The issue of the number of subscribers is controversial. Some marketers look at it as a guide to action, while others understand how common it is to sell follower accounts. The number of followers may be inflated, but engagement still can’t be faked to any significant degree. What’s more, research on social media engagement and brand impact notes that fewer followers can be positive for marketing. Fewer followers means that the influencer has a greater impact on each individual follower. From a brand perspective, this can easily lead to a small fan base of an influencer turning into brand evangelists. AI can help find such micro-influencers and see if the number of their subscribers falls into the main demographic of the company’s target audience. While this is a simplified methodology, the basic premise remains the same.
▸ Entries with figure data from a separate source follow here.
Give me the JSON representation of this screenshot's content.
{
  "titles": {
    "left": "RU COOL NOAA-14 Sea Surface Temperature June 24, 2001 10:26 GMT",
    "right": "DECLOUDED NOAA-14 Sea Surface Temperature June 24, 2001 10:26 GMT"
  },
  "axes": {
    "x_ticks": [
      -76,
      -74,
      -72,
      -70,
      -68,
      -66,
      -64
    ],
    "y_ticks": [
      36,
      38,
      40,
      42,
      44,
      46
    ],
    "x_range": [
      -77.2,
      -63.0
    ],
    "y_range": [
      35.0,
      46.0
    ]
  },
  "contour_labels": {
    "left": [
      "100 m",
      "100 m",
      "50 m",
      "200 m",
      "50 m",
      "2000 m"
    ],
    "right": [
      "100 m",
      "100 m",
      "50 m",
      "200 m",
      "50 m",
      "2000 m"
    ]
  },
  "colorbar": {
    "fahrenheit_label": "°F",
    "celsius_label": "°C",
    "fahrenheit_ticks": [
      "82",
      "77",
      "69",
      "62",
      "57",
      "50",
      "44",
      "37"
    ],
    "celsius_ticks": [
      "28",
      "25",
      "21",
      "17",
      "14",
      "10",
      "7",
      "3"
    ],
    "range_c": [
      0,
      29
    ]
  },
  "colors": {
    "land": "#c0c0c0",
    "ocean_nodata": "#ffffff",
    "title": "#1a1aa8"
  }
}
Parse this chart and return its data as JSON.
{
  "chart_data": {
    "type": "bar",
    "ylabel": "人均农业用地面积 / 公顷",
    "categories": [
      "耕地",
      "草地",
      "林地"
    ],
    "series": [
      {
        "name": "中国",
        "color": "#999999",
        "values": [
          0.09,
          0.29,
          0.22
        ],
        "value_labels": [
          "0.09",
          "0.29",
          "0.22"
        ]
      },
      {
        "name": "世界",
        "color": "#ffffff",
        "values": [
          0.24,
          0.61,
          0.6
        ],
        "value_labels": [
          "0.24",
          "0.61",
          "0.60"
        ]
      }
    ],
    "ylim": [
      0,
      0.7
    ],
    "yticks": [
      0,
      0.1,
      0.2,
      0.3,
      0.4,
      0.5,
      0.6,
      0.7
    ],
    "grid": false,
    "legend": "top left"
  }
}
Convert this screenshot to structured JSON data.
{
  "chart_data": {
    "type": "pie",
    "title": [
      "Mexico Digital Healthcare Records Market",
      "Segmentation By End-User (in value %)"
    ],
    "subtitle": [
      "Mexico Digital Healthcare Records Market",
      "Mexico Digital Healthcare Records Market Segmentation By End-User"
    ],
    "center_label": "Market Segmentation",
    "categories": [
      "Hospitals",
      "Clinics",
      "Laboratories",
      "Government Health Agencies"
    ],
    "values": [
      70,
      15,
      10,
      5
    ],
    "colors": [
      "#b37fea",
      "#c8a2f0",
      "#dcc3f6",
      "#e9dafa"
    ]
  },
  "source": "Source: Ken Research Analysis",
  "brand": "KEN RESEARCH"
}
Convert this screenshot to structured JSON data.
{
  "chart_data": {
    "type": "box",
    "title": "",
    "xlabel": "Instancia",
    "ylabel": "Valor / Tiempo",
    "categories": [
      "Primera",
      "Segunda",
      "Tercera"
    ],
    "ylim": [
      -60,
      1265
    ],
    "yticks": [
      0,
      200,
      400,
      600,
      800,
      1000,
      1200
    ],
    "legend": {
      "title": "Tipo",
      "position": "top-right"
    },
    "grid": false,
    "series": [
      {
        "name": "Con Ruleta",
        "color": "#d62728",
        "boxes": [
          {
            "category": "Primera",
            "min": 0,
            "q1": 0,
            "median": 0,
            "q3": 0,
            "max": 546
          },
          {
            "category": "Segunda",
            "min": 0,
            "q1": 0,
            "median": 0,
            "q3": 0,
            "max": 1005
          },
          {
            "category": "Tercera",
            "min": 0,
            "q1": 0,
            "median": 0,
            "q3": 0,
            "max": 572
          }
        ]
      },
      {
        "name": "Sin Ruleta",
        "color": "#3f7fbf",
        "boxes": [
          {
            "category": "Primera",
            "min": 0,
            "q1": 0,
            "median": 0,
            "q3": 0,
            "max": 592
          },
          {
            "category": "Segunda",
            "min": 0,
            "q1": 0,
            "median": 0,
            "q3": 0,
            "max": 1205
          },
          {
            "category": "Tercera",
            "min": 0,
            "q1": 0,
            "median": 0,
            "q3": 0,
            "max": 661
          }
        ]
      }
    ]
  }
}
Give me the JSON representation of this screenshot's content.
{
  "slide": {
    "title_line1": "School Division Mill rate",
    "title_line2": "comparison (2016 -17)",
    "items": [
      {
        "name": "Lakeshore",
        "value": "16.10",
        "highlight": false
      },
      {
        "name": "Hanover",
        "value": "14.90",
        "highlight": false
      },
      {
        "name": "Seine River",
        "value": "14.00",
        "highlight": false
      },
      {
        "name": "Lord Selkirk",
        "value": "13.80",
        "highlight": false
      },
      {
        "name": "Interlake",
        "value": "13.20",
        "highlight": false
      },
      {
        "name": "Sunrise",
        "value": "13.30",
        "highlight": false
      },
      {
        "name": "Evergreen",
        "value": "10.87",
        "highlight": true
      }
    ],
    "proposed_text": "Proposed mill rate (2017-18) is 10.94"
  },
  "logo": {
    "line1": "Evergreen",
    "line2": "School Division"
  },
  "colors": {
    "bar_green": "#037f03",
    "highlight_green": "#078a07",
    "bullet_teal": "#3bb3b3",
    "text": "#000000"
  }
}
Using artificial intelligence is harder than it looks

Many companies make the mistake of thinking that AI is the cure-all. AI is not just a plug-in that just works. You can’t just give it a social media platform and criteria that you want to meet and let it go free. AI is a self-learning system. It needs to be guided to find the right hits. The engine can quickly determine the number of views on a YouTube channel and then delve into subscriber data in a matter of seconds. Once it has found a candidate, however, it can consistently do so faster and faster with each iteration. The catch with this approach is that the company must already know what it needs in an influencer agent. What makes an influence agent applicable to a company? What are the key character traits that this influencer’s audience should have? Finding the first successful influencer sets the stage for all the others. This allows artificial intelligence to know what the company is looking for.

Marketers are excited about the potential that AI has for finding the right influencers. Unfortunately, they erroneously rely on the infallibility of the mechanism. AI is a black box. A marketer can’t tell it to find the perfect influencer for a brand according to given criteria. Instead, it can input data and check the results. Then, on a second pass, the marketer can refine the instructions and re-run the algorithm. With each pass, the results get better. Like all programs, however, it is only as good as the instructions the marketer gives it.

AI can also save influence marketing. Sometimes, with so many social media posts being posted from one account, influence agents can get the tags and links wrong. The AI can scan the posts and automatically correct these errors with brand names and logos. The posts can be redirected to the company’s social media page to better engage consumers. In some cases, AI bots can even perform basic interaction with consumers, passing them on to customer service agents if queries become too complex.

A happy balance between humans and AI

Before a brand starts throwing its full weight behind finding influencers using AI, it’s important to note the shortcomings of the technology. AI still needs a human to guide it. If you let the AI do everything on its own, you’ll get mostly unspecialized results. Without proper guidance, those results will still be useless. Humans need to test products and give positive feedback to the AI so it can improve. The AI is capable of many things, but only if it is helped by humans. Striking a balance between humans and the mechanism offering the AI is critical to success.